Is it wishful thinking that they may have slighly looser slots during opening week? I never experienced a casino's grand opening.
I'd lean toward this too, but all their slots should be server based so they could change percentages pretty easily.
With the server based machines and some creative marketing person I often wonder if they would loosen them up at the start of each evening to start the frenzy then tighten and the night progresses and the drinks are flowing.
Agree. To change the hold percentage of a machine, approval must go through the gaming control board. And while I'm not sure how being "server based" changes things, but I think each machine must still have it's own EPROM and RNG.
Yeah you need 4 minute idle periods minimum. Generally speaking I get the impression that slot floors don't change the payouts all that frequently even with server-based machines. Slot floors are generally pretty lazy. If I had to take a guess though, Cromwell will be one of the worse payback casinos in the CET Vegas empire.
Having been to a couple of Grand Openings in larger casinos, I cannot imagine what a cluster F this one is going to be, right there on the busiest corner of the strip, with that tiny of a footprint. While I would love to go, my better judgement is winning out and telling me to stay far far away.
Digging through Nevada regulations, I'm not sure prior approval of the commission is required. It's possible I missed it though, regulations are a bitch to read. For your home state, prior approval is clearly required.
My understanding, Nevada is the same. You have to do paperwork and such prior to swapping out EPROMs There was experimentation and investigation into server-based systems that allowed changing the hold percentage at will, after a certain idle time (as mentioned), but I do not believe that type of system was ever approved. They can be server based, but you can't just change the hold on the fly
In Nevada it is required for server based slots as well, but they grant the approval ahead of time, usually when the machines are being set up/installed. So the casino could have approval on a bank of machines to have the payback set anywhere from as low as 85% up to 98% and so long as their change falls within the approved range they are good and don't need a gaming agent present to change the settings.

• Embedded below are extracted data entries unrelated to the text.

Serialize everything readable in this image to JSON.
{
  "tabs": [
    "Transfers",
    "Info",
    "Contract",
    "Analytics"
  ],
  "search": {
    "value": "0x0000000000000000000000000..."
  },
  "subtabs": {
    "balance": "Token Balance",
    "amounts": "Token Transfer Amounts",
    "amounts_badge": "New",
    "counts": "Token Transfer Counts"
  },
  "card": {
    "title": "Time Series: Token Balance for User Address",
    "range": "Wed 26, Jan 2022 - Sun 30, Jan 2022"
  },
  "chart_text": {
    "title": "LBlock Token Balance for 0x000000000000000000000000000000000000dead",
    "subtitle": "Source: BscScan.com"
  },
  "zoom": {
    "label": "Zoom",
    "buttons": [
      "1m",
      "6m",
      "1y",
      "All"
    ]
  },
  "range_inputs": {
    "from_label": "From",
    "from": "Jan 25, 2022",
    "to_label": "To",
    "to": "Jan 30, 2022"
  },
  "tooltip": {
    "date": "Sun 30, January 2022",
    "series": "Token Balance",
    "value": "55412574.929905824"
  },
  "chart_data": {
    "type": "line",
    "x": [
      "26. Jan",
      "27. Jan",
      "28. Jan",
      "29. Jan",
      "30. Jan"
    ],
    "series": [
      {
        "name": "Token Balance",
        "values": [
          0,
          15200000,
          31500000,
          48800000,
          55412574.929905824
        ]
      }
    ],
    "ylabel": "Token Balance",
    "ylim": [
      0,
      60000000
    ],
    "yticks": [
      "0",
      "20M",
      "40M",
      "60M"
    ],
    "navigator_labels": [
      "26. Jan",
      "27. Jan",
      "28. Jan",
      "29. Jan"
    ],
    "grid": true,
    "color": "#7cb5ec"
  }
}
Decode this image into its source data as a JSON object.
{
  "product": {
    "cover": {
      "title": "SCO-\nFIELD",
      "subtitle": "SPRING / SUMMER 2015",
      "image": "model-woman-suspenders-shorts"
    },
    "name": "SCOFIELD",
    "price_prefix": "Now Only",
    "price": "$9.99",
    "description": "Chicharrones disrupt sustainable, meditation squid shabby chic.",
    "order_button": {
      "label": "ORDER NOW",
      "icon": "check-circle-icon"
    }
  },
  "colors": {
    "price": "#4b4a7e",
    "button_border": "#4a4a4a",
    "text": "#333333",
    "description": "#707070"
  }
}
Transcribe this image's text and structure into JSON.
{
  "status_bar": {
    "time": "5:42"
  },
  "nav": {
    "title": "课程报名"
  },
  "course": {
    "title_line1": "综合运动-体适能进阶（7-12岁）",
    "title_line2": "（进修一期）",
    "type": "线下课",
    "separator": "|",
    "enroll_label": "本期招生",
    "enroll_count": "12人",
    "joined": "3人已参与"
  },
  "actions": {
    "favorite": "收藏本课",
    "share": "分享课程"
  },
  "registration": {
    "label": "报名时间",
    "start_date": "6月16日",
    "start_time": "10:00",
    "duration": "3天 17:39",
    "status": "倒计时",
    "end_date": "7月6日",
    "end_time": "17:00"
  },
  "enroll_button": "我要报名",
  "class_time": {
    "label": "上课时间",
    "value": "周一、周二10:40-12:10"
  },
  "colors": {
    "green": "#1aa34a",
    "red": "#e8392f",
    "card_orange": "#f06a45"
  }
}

Oh it's been approved for a long time. It just wasn't clear to me that you needed prior approval of the the commission. This wouldn't surprise me, but I never have found that actually on the books. Like I said, reading regulations is annoying. And considering Nevada should be the leader of the gaming industry, I feel their regulations are sub-par vs. some other states.
I've saw a person with a clipboard at PH go to various slots to look at some payout screen totals - is this a regular audit or do they do this when a machine pays excessively?
This is exactly what they did at downtown Grand with video poker at least. The speed in which they lowered the paytables was sick. They lowered them in about 3 days. May have done that with slots as well.
They could change the payout on a server based slot quickly. However, I can't remember a casino being tightened up later. They are generally tight from jump street.